Businessinsider: In a recent interview, Justin Bronk, a Research Fellow specializing in combat airpower at the Royal United Services Institute, revealed why the F-15, originally introduced four decades ago, is still more useful than either the F-22 or the F-35 in certain situations.
The F-15 is a traditional air superiority fighter of the fourth generation. It's big, fast, agile, and carriers lots of weapons under the wing where everyone can see them. For that reason, it's terrible at stealth, but the other side of the coin is that it's perfect for intercepting enemy aircraft.
Bronk says that when it comes to interception, a plane would "have to get up right next to the aircraft, fly alongside, show weapons, go on guard frequency, tell them they're being intercepted, that they're on course to violate airspace, and to turn back immediately."
An F-22 or F-35 shouldn't, and in some cases, can't do that.
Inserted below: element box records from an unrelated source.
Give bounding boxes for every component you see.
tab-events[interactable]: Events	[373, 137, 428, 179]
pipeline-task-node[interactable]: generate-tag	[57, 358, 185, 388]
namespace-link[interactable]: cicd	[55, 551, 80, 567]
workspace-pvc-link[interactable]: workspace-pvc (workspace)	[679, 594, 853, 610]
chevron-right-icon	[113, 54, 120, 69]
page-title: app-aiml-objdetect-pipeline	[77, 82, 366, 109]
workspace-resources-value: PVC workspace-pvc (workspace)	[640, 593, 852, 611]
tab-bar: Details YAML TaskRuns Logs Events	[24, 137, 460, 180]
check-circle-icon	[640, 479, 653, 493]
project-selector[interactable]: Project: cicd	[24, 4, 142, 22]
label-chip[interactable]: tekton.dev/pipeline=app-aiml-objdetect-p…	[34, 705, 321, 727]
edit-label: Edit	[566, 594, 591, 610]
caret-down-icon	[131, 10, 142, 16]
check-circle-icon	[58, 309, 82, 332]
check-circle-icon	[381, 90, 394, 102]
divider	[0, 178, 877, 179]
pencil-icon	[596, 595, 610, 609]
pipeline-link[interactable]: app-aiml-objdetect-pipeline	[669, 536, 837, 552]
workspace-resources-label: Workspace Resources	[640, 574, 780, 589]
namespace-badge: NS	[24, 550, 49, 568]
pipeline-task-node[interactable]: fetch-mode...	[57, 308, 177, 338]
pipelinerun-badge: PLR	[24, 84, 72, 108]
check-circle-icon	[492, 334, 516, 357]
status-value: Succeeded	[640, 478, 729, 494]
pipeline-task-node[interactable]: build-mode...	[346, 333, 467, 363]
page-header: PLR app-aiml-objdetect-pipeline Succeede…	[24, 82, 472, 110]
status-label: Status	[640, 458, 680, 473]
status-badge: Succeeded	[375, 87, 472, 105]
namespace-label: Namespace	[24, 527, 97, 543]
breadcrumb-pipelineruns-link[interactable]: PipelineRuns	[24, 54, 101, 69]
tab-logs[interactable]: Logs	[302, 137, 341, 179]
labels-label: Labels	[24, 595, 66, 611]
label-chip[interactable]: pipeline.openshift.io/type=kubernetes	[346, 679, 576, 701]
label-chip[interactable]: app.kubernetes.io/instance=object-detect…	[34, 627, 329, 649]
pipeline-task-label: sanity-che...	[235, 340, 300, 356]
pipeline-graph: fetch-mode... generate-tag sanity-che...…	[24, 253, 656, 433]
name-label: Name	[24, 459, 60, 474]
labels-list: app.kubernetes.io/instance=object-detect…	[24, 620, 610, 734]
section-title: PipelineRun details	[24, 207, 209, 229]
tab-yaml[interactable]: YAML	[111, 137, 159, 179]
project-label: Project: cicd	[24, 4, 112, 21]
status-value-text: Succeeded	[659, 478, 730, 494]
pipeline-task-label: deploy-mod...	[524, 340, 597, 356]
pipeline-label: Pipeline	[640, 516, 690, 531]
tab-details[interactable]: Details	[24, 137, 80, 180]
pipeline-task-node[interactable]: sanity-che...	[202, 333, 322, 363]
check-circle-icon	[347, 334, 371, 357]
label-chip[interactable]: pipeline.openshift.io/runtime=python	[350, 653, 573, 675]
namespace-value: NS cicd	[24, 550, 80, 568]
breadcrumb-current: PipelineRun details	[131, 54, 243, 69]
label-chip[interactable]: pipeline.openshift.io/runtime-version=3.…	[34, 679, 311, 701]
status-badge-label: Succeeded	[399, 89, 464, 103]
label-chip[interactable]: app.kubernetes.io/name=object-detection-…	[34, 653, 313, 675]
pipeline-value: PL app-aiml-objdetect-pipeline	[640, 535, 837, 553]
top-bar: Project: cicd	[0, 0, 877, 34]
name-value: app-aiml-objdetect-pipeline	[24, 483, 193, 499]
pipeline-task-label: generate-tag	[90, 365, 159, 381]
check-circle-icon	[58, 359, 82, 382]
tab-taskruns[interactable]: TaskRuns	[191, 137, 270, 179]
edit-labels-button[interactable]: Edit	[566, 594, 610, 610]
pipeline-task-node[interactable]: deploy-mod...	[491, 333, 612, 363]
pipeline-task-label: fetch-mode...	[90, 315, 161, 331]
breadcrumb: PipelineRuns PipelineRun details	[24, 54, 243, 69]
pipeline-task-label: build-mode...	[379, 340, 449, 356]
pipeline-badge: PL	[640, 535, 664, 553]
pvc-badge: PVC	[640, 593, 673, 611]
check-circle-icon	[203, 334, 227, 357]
The major advantage of fifth generation aircraft is their stealth abilities and situational awareness. Even the best aircraft in the world would be lucky to lay eyes on any fifth generation fighter, which means that they can set up and control the engagement entirely on their terms.
But while this paradigm lends itself ideally to fighting and killing, interception is a different beast.
The advantages of the F-22, and particularly the F-35, greatly diminish once planes get within visual range of each other. Also, fifth gens usually carry their munitions inside internal bomb bays, which is great for stealth, but doesn't really strike the same note that starring down an AIM-9 Sidewinder missile on the side of an F-15 would.
Simply put, a fifth gen revealing itself to a legacy fighter would be akin to a hunter laying down his gun before confronting a wild beast.
"Fifth gen fighters are not really necessary for that... other, cheaper interceptors can do the job," said Bronk.
Furthermore, interception happens way more frequently than air-to-air combat. The last time a US Air Force fighter shot down an enemy plane, it was their own wayward drone over Afghanistan in 2009. Meanwhile, interceptions happen all the time, with the Baltics and the South China Sea being particular hot spots.
The fifth-gens, however, make sense for entering contested air space. If the US wanted to enter North Korean, or Iranian air space, it wouldn't just be to show off, and according to Bronk, their stealth and situational awareness would afford them the opportunity to slip in hit their marks, and slip out undetected, unlike an F-15.